Eren berjalan mendekati Rebecca. Ia menggeleng.

"Gue bilangin bunda ya kalo lo jahil", ancam Rebecca.

"That's not a joke, Rebecca Patricia Michelle"

"That's a joke, harusnya seperti itu", kekeuh Rebecca.

Eren terdiam di tempatnya tampak memikirkan sesuatu. Ia menyisir rambut dengan jarinya ke belakang lalu menghembuskan nafas kasar.

Rebecca menghembuskan nafas pelan, "Kita bicara nanti", ucapnya lalu berlalu meninggalkan Eren.

"Gue mau bicara sekarang!", Eren menahan lengan Rebecca.

"Kenapa semua orang ingin bicara saat gue ga siap buat bicara?", Rebecca berbalik.

"Gue yang akan bicara, lo hanya perlu dengar", tutur Eren lirih.

Ia menarik tangan Rebecca ke lantai dua. Rebecca mau tak mau ikut tanpa protes. Kini pikirannya mumet.

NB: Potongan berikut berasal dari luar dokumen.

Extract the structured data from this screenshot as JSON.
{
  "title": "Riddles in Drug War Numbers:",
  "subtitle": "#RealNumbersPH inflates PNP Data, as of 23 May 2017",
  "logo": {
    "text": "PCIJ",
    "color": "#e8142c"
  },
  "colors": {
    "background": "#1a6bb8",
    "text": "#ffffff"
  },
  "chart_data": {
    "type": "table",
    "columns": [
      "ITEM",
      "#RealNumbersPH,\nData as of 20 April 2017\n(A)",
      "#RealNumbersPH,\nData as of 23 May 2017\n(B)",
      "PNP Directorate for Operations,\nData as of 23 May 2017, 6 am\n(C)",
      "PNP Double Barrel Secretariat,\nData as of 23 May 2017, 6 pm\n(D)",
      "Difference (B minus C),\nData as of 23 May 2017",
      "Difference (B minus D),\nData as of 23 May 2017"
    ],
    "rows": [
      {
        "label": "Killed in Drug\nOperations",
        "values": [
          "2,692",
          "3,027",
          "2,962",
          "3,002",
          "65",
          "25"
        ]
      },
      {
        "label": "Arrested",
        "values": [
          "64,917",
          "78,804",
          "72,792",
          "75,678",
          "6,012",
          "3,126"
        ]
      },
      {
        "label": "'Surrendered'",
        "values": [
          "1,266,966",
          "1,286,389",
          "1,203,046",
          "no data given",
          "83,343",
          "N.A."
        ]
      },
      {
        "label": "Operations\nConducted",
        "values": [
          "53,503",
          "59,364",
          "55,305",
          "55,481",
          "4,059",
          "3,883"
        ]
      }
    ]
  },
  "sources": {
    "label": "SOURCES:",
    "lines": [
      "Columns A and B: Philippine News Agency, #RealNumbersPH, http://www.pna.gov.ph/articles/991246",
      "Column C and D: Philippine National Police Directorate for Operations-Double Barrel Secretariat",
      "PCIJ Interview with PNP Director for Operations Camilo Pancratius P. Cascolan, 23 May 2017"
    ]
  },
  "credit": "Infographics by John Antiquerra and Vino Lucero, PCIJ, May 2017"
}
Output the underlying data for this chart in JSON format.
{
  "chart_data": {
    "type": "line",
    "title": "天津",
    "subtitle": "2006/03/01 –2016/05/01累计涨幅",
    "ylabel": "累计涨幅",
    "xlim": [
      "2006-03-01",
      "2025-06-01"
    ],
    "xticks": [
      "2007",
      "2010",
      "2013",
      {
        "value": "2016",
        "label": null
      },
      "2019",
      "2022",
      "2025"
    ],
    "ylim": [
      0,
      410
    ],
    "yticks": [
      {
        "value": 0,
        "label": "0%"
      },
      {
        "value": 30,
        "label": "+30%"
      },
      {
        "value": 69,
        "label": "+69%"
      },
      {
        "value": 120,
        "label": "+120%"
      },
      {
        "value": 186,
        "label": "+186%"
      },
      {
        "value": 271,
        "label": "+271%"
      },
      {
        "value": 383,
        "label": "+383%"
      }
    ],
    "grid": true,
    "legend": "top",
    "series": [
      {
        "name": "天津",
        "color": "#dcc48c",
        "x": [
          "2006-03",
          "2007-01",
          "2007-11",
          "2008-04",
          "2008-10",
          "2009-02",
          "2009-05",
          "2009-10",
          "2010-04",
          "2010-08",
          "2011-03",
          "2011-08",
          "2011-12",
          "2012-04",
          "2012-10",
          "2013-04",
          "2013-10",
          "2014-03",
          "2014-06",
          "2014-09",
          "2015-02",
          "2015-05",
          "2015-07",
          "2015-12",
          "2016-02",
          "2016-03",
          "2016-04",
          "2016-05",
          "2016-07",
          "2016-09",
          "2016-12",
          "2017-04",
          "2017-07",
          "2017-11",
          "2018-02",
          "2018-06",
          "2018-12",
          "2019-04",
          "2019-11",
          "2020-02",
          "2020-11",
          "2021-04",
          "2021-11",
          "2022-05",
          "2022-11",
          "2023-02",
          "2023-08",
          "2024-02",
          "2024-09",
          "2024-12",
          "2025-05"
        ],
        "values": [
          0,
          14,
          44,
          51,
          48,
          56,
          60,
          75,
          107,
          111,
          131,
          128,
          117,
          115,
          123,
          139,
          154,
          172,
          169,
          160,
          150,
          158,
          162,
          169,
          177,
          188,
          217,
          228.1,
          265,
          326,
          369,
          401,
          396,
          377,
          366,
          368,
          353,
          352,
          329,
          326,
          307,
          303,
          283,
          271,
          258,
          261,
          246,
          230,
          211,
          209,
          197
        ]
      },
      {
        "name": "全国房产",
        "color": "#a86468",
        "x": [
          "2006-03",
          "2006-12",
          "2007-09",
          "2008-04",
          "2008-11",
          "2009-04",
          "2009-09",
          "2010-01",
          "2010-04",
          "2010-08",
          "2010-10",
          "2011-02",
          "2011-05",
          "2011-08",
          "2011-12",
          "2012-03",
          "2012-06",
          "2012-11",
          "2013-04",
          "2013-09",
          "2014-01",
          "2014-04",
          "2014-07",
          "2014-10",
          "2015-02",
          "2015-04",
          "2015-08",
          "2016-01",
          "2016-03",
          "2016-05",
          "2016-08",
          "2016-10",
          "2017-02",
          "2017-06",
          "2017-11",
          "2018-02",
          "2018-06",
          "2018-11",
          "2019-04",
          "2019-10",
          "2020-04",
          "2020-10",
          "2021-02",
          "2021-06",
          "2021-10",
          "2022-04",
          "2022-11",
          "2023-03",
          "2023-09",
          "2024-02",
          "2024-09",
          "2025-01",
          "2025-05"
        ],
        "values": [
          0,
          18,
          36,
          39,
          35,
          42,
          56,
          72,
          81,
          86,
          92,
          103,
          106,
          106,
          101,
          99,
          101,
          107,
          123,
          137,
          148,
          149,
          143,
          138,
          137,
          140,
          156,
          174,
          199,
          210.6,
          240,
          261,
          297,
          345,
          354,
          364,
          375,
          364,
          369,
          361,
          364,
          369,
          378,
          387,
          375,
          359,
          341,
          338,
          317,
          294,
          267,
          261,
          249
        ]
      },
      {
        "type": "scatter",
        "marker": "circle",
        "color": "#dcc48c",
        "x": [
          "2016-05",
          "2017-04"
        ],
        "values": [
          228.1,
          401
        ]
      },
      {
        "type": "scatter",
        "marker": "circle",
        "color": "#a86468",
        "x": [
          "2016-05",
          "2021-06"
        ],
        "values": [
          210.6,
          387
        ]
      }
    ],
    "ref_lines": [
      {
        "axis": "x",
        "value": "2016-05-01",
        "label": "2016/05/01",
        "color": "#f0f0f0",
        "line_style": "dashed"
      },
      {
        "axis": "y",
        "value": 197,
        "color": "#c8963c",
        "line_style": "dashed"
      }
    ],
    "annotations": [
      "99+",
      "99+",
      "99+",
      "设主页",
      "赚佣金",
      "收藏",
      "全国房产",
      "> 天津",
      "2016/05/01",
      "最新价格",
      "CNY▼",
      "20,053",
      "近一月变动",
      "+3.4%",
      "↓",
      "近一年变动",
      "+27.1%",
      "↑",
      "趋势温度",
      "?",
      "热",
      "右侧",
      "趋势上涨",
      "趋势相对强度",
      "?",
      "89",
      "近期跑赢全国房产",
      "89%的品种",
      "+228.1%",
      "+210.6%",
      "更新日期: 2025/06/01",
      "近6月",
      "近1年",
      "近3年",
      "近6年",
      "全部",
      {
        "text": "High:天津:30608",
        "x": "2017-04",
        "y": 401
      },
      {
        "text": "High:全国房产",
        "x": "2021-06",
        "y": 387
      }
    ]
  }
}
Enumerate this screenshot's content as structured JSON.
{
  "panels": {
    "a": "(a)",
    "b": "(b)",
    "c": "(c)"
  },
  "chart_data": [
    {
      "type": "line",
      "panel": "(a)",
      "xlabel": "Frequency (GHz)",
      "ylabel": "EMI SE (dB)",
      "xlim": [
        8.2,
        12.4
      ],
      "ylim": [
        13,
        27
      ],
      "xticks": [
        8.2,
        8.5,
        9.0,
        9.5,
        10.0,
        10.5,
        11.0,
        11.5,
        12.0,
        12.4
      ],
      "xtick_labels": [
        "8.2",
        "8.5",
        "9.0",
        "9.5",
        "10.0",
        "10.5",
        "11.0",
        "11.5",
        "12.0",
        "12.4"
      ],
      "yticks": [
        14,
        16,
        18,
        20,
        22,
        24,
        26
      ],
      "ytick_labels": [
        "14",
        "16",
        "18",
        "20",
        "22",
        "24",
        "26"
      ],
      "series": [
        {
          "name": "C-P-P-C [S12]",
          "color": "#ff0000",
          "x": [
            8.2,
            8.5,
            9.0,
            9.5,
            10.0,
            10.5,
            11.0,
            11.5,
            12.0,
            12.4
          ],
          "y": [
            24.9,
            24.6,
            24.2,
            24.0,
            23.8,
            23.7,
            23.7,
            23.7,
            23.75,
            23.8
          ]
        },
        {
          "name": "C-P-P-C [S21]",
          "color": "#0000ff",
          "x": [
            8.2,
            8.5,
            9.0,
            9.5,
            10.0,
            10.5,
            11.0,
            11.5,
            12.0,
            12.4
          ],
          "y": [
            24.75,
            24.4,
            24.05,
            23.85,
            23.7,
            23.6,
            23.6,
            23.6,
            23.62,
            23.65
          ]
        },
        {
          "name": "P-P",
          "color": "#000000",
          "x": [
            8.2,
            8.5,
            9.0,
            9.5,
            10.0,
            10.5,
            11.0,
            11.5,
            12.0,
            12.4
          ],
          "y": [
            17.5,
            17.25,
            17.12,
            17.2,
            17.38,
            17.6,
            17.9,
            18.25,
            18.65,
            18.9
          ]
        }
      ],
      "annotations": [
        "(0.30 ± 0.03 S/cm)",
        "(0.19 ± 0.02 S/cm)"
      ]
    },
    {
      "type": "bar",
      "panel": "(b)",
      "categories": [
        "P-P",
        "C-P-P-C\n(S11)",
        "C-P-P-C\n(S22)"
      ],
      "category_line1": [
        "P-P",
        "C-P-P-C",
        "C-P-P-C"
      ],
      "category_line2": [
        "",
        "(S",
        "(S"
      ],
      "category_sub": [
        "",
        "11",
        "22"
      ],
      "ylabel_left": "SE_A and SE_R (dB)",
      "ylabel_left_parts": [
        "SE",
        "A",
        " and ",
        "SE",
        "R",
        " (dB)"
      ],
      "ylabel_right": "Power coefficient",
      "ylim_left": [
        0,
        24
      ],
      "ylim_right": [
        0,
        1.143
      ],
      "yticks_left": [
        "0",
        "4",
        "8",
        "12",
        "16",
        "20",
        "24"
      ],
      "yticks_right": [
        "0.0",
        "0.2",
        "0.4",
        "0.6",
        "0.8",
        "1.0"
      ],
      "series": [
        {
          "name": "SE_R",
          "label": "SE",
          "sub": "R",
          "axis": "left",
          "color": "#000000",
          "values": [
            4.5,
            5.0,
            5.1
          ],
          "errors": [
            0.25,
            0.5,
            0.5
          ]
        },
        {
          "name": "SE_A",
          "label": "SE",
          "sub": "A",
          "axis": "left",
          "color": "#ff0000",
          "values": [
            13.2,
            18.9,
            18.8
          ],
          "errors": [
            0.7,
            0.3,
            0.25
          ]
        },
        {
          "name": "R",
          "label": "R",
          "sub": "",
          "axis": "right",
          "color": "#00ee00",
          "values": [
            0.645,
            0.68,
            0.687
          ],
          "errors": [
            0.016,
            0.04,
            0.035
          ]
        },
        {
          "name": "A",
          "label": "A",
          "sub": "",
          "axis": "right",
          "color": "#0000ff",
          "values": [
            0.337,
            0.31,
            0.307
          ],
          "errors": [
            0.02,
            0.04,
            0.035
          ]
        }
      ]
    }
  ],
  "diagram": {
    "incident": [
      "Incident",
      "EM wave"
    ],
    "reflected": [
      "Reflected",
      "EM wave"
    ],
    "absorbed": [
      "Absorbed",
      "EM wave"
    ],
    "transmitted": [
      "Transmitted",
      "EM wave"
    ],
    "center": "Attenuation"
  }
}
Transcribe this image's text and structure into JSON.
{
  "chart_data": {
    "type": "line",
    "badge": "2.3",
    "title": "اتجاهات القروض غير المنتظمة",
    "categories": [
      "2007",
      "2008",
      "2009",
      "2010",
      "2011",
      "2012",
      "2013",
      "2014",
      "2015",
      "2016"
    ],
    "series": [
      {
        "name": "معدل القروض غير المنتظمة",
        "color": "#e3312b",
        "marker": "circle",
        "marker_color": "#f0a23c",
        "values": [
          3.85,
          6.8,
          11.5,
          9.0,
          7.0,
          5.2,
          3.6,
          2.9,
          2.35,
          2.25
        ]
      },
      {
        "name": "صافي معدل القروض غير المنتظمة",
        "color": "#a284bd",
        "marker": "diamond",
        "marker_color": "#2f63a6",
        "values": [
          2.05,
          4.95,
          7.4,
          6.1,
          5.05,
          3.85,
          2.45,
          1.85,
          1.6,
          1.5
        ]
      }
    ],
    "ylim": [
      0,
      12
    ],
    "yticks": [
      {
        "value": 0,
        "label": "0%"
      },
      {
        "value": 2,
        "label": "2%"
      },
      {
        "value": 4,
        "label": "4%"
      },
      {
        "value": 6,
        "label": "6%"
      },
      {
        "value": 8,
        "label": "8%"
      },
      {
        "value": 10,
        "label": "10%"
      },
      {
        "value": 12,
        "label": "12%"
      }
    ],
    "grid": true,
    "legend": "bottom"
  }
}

"Gue sudah mempertimbangkan ini sejak lama", ucap Eren saat sudah di kamarnya. Ia kini melepaskan genggamannya pada tangan Rebecca.

"Kenapa seolah gue pernah dengar kata-kata itu ya?"

"Dari siapa?"

Rebecca menggeleng lalu duduk di tepi ranjang. Eren sedang duduk di sofa di dekat jendela. "Lo mau bicara apa?"

"Soal yang gue bilang malam itu di Villa, gue ga pernah becanda soal itu"

"Kalo lo suka sama gue?", tembak Rebecca langsung. Ia meneguk ludah kasar berharap Eren tidak akan mengangguk.

"Hmm", Eren kini mengangguk. Rebecca terperangah untuk beberapa saat.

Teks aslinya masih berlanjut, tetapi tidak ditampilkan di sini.